In the United States, we're used to late transportation services, but in Japan, early departures can be an issue—even 25 seconds early. Japan's rail system is known as "one of the most punctual railway services in the world."
West Japan Railways (JR West) issued a statement and formal apology for the delay: "The great inconvenience we placed upon our customers was truly inexcusable.” The statement included a commitment to do better: “We will be thoroughly evaluating our conduct and striving to keep such an incident from occurring again."
Also interesting, from a cultural perspective, is the decision process: the conductor mistakenly thought the train was departing at 7:11. Realizing the mistake but having already closed the doors and seeing no waiting passengers (although a few were waiting), the conductor decided to leave early rather than reopening the doors, which could have caused the train to be late, a far worse result.
A Sora News article explains the impact on the Japanese people:
"Being six minutes late is enough to get you in trouble in with bosses and teachers in Japan, and those who missed a transfer because they couldn’t take the 7:12 would be even later reaching their destination."

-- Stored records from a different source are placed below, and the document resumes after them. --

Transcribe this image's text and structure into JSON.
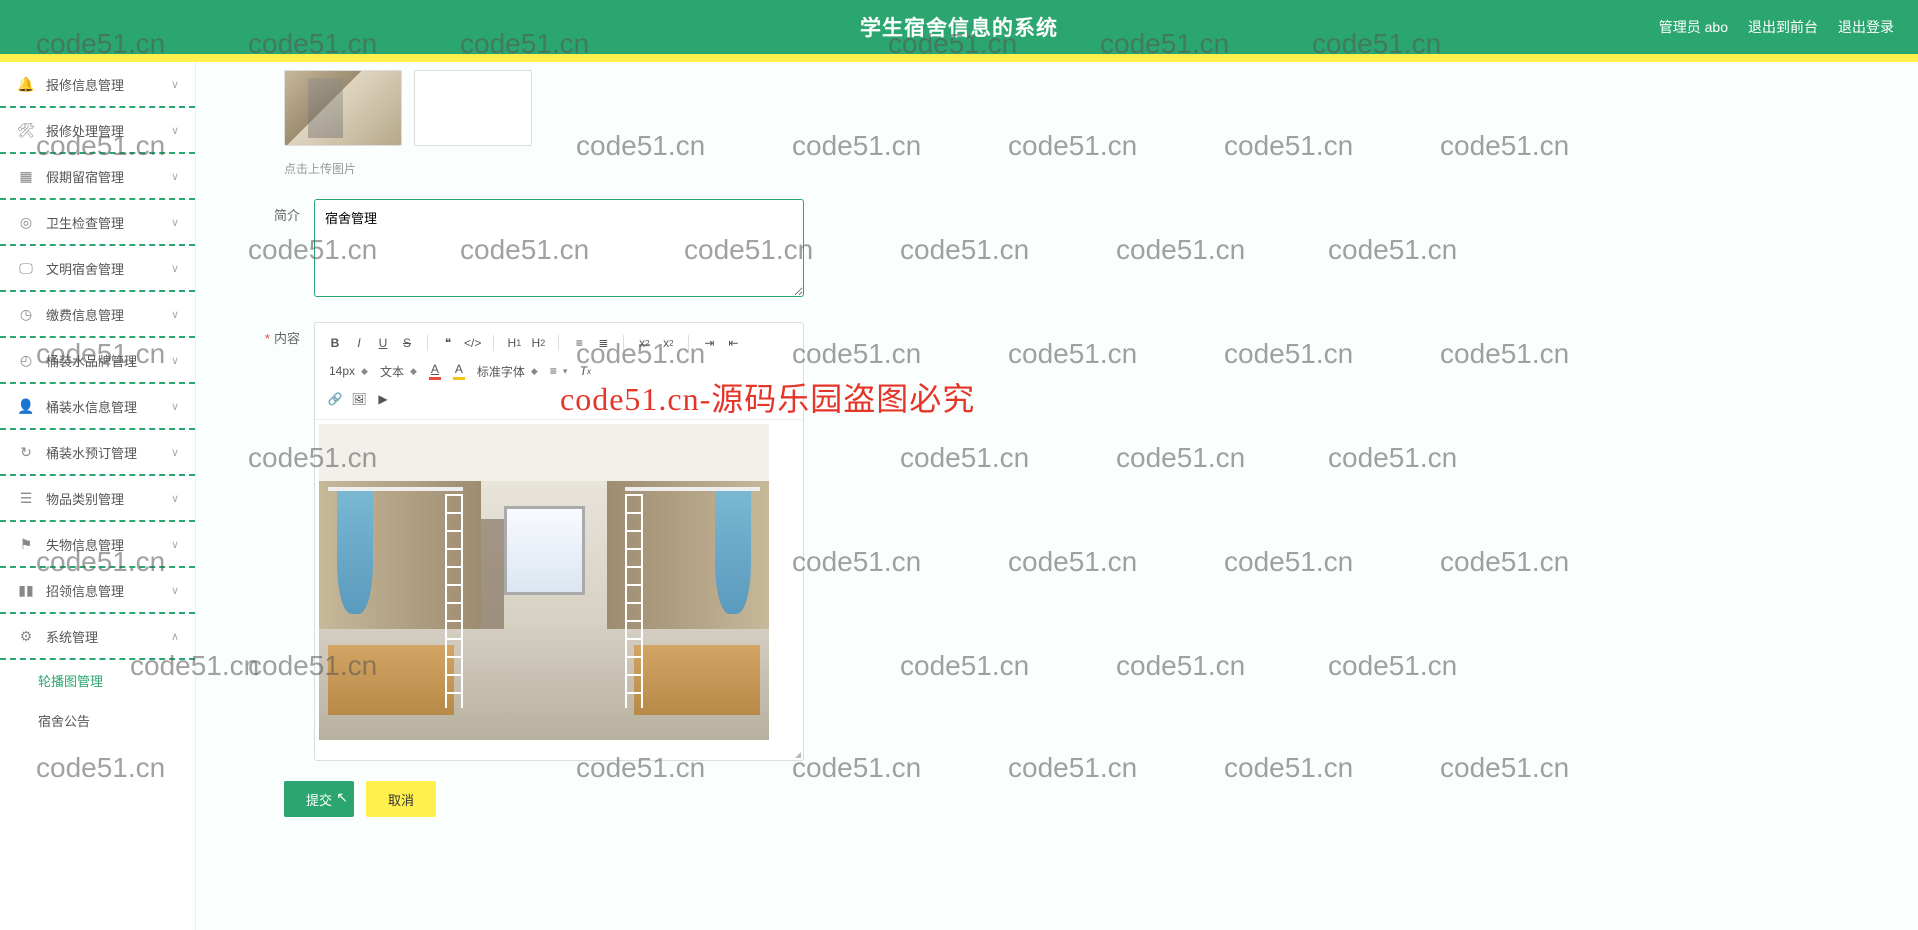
{
  "header": {
    "title": "学生宿舍信息的系统",
    "admin_label": "管理员 abo",
    "to_front": "退出到前台",
    "logout": "退出登录"
  },
  "sidebar": {
    "items": [
      {
        "label": "报修信息管理",
        "chevron": "∨"
      },
      {
        "label": "报修处理管理",
        "chevron": "∨"
      },
      {
        "label": "假期留宿管理",
        "chevron": "∨"
      },
      {
        "label": "卫生检查管理",
        "chevron": "∨"
      },
      {
        "label": "文明宿舍管理",
        "chevron": "∨"
      },
      {
        "label": "缴费信息管理",
        "chevron": "∨"
      },
      {
        "label": "桶装水品牌管理",
        "chevron": "∨"
      },
      {
        "label": "桶装水信息管理",
        "chevron": "∨"
      },
      {
        "label": "桶装水预订管理",
        "chevron": "∨"
      },
      {
        "label": "物品类别管理",
        "chevron": "∨"
      },
      {
        "label": "失物信息管理",
        "chevron": "∨"
      },
      {
        "label": "招领信息管理",
        "chevron": "∨"
      },
      {
        "label": "系统管理",
        "chevron": "∧"
      }
    ],
    "sub_items": [
      {
        "label": "轮播图管理",
        "active": true
      },
      {
        "label": "宿舍公告",
        "active": false
      }
    ]
  },
  "form": {
    "upload_hint": "点击上传图片",
    "brief_label": "简介",
    "brief_value": "宿舍管理",
    "content_label": "内容",
    "required_mark": "*"
  },
  "editor": {
    "font_size": "14px",
    "para_format": "文本",
    "font_family": "标准字体"
  },
  "buttons": {
    "submit": "提交",
    "cancel": "取消"
  },
  "watermark": {
    "text": "code51.cn",
    "red_text": "code51.cn-源码乐园盗图必究"
  }
}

Back in 2013, I wrote about NY Metro-North's failure to apologize for a derailment that killed four people. Although the MTA has been more willing to apologize lately, this situation represents a stark contrast.
- How would you describe the cultural differences—about both time and apologies—between Japan and the United States illustrated in this situation? What might account for these differences?
- What are the risks of over-apologizing?
- How does this situation illustrate accountability and integrity as character dimensions?